Just like we do, Jesus suffered betrayal, humiliation, ridicule, contempt, rejection, hatred, but then He was so badly beaten and whipped that His face was unrecognizable as human. After that, His head was impaled by a crown of terrible thorns and then He was nailed to a wooden cross by having his hands and feet nailed through to the wood. All of this followed the torturous anticipation of knowing in detail what He would suffer for us.
Why would an innocent person agree to this? The Roman governor declared Him innocent 3 times. Why suffer and not try to prove your innocence? Why accept even the accusation, much less the violence? Answer: Love.
But He wasn’t done yet. Many martyrs have died for many causes over all the centuries. But not one of them, however worthy, gained eternal life for their followers, or for those who were grateful. Jesus didn’t stop at dying for us. Jesus completed our restoration to the Father by overcoming death and the grave forever in His resurrection from the dead. He gave us a brand new life in Him.
By his love, Jesus reconciled every person and the whole of creation back to the Father. Now, it is our free choice whether or not we accept this gift and receive our salvation.
When we choose salvation, we get the biggest gift of all, the indwelling of the Holy Spirit. The person of God comes to reside within us to strengthen us, to convict us of sin, to give us understanding and guide us and comfort us forever. He will never leave us.
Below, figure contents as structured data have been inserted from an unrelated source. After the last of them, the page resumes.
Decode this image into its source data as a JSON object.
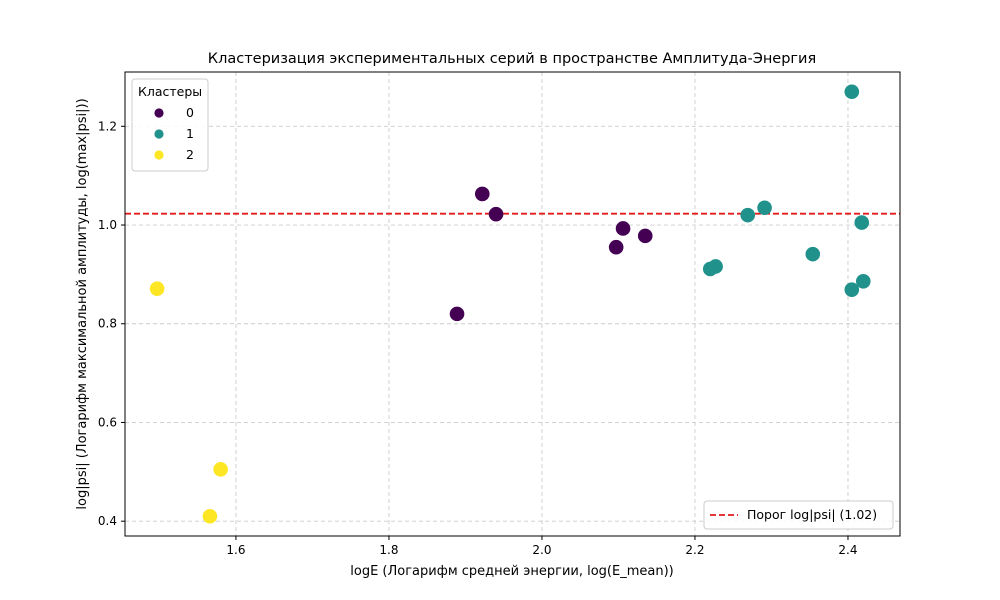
{
  "chart_data": {
    "type": "scatter",
    "title": "Кластеризация экспериментальных серий в пространстве Амплитуда-Энергия",
    "xlabel": "logE (Логарифм средней энергии, log(E_mean))",
    "ylabel": "log|psi| (Логарифм максимальной амплитуды, log(max|psi|))",
    "xlim": [
      1.455,
      2.468
    ],
    "ylim": [
      0.37,
      1.31
    ],
    "xticks": [
      "1.6",
      "1.8",
      "2.0",
      "2.2",
      "2.4"
    ],
    "xtick_values": [
      1.6,
      1.8,
      2.0,
      2.2,
      2.4
    ],
    "yticks": [
      "0.4",
      "0.6",
      "0.8",
      "1.0",
      "1.2"
    ],
    "ytick_values": [
      0.4,
      0.6,
      0.8,
      1.0,
      1.2
    ],
    "grid": true,
    "legend_title": "Кластеры",
    "legend_position": "top-left",
    "series": [
      {
        "name": "0",
        "color": "#440154",
        "points": [
          [
            1.922,
            1.063
          ],
          [
            1.94,
            1.022
          ],
          [
            1.889,
            0.82
          ],
          [
            2.097,
            0.955
          ],
          [
            2.106,
            0.993
          ],
          [
            2.135,
            0.978
          ]
        ]
      },
      {
        "name": "1",
        "color": "#21918c",
        "points": [
          [
            2.405,
            1.27
          ],
          [
            2.291,
            1.035
          ],
          [
            2.269,
            1.02
          ],
          [
            2.418,
            1.005
          ],
          [
            2.354,
            0.941
          ],
          [
            2.227,
            0.916
          ],
          [
            2.22,
            0.911
          ],
          [
            2.42,
            0.886
          ],
          [
            2.405,
            0.869
          ]
        ]
      },
      {
        "name": "2",
        "color": "#fde725",
        "points": [
          [
            1.497,
            0.871
          ],
          [
            1.58,
            0.505
          ],
          [
            1.566,
            0.41
          ]
        ]
      }
    ],
    "threshold": {
      "value": 1.023,
      "color": "#e41a1c",
      "label": "Порог log|psi| (1.02)",
      "legend_position": "bottom-right"
    }
  }
}
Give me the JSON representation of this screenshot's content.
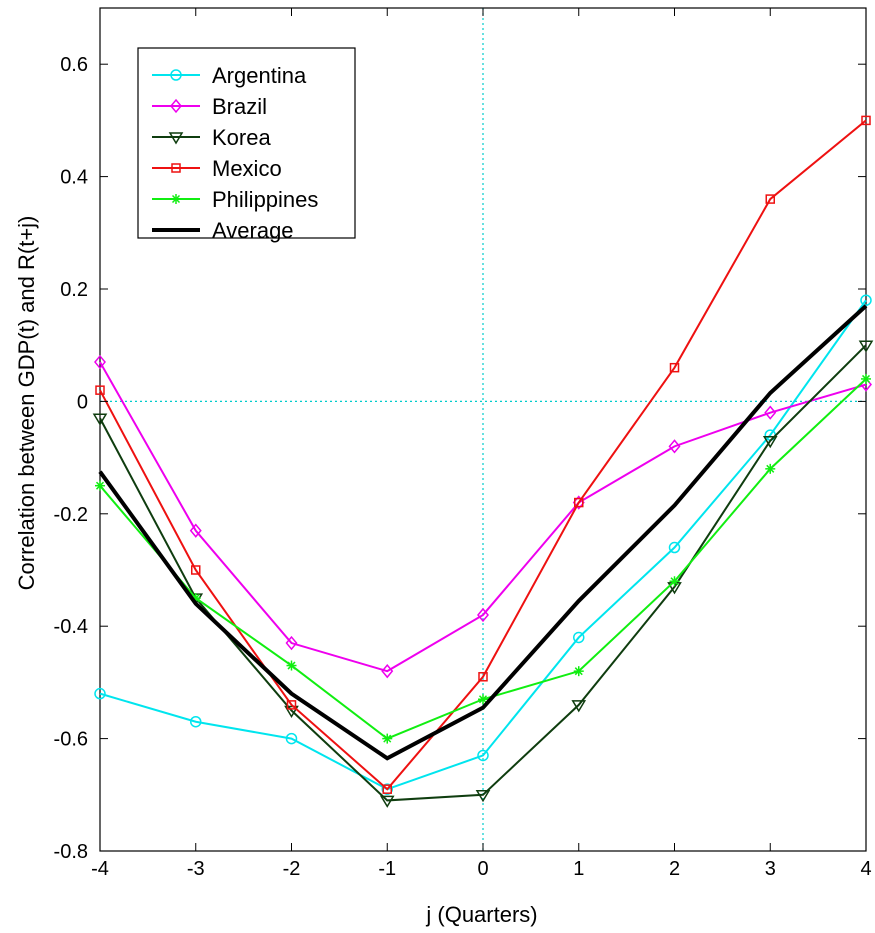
{
  "chart_data": {
    "type": "line",
    "title": "",
    "xlabel": "j (Quarters)",
    "ylabel": "Correlation  between GDP(t) and R(t+j)",
    "x": [
      -4,
      -3,
      -2,
      -1,
      0,
      1,
      2,
      3,
      4
    ],
    "xlim": [
      -4,
      4
    ],
    "ylim": [
      -0.8,
      0.7
    ],
    "xticks": [
      "-4",
      "-3",
      "-2",
      "-1",
      "0",
      "1",
      "2",
      "3",
      "4"
    ],
    "yticks": [
      "-0.8",
      "-0.6",
      "-0.4",
      "-0.2",
      "0",
      "0.2",
      "0.4",
      "0.6"
    ],
    "grid": false,
    "reference_lines": {
      "x": 0,
      "y": 0,
      "style": "dotted",
      "color": "#00cccc"
    },
    "legend_position": "top-left",
    "series": [
      {
        "name": "Argentina",
        "color": "#00e5ee",
        "marker": "circle",
        "values": [
          -0.52,
          -0.57,
          -0.6,
          -0.69,
          -0.63,
          -0.42,
          -0.26,
          -0.06,
          0.18
        ]
      },
      {
        "name": "Brazil",
        "color": "#ee00ee",
        "marker": "diamond",
        "values": [
          0.07,
          -0.23,
          -0.43,
          -0.48,
          -0.38,
          -0.18,
          -0.08,
          -0.02,
          0.03
        ]
      },
      {
        "name": "Korea",
        "color": "#0f3d0f",
        "marker": "triangle-down",
        "values": [
          -0.03,
          -0.35,
          -0.55,
          -0.71,
          -0.7,
          -0.54,
          -0.33,
          -0.07,
          0.1
        ]
      },
      {
        "name": "Mexico",
        "color": "#ee1111",
        "marker": "square",
        "values": [
          0.02,
          -0.3,
          -0.54,
          -0.69,
          -0.49,
          -0.18,
          0.06,
          0.36,
          0.5
        ]
      },
      {
        "name": "Philippines",
        "color": "#11ee11",
        "marker": "asterisk",
        "values": [
          -0.15,
          -0.35,
          -0.47,
          -0.6,
          -0.53,
          -0.48,
          -0.32,
          -0.12,
          0.04
        ]
      },
      {
        "name": "Average",
        "color": "#000000",
        "marker": "none",
        "values": [
          -0.125,
          -0.36,
          -0.52,
          -0.635,
          -0.545,
          -0.355,
          -0.185,
          0.015,
          0.17
        ]
      }
    ]
  }
}
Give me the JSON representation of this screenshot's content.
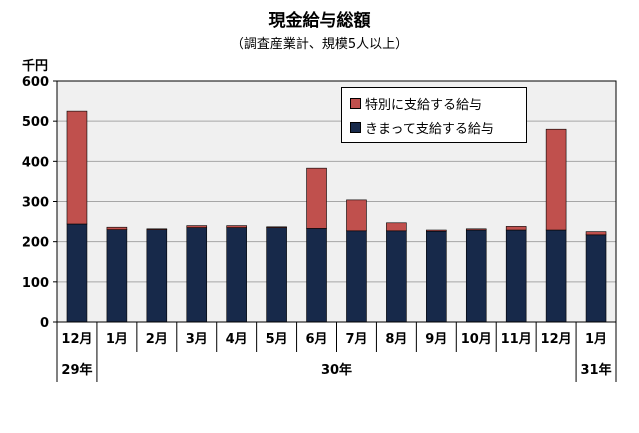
{
  "title": "現金給与総額",
  "subtitle": "（調査産業計、規模5人以上）",
  "unit": "千円",
  "colors": {
    "special": "#C0504D",
    "regular": "#17294A",
    "plot_bg": "#F0F0F0",
    "grid": "#A6A6A6"
  },
  "legend": {
    "special": "特別に支給する給与",
    "regular": "きまって支給する給与"
  },
  "chart_data": {
    "type": "bar",
    "stacked": true,
    "title": "現金給与総額",
    "subtitle": "（調査産業計、規模5人以上）",
    "ylabel": "千円",
    "ylim": [
      0,
      600
    ],
    "yticks": [
      0,
      100,
      200,
      300,
      400,
      500,
      600
    ],
    "categories": [
      "12月",
      "1月",
      "2月",
      "3月",
      "4月",
      "5月",
      "6月",
      "7月",
      "8月",
      "9月",
      "10月",
      "11月",
      "12月",
      "1月"
    ],
    "year_groups": [
      {
        "label": "29年",
        "count": 1
      },
      {
        "label": "30年",
        "count": 12
      },
      {
        "label": "31年",
        "count": 1
      }
    ],
    "series": [
      {
        "name": "きまって支給する給与",
        "values": [
          244,
          230,
          230,
          235,
          235,
          235,
          233,
          227,
          227,
          226,
          229,
          229,
          229,
          217
        ]
      },
      {
        "name": "特別に支給する給与",
        "values": [
          281,
          6,
          2,
          5,
          5,
          2,
          150,
          77,
          20,
          3,
          3,
          9,
          251,
          8
        ]
      }
    ],
    "grid": true,
    "legend_position": "top-right"
  }
}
His Presence makes us brand new creations, we are completely unlike our old selves because of His Presence. In choosing life in Jesus, we must also choose to let our old self die. With His help, over time, we can put to death the deeds of our sinful nature and really live! Our old way of living begins to peel away like the layers of an onion. We have never before known freedom, but as the layers fall away we begin to know true joy and abundant life. This is how we become Sons of God.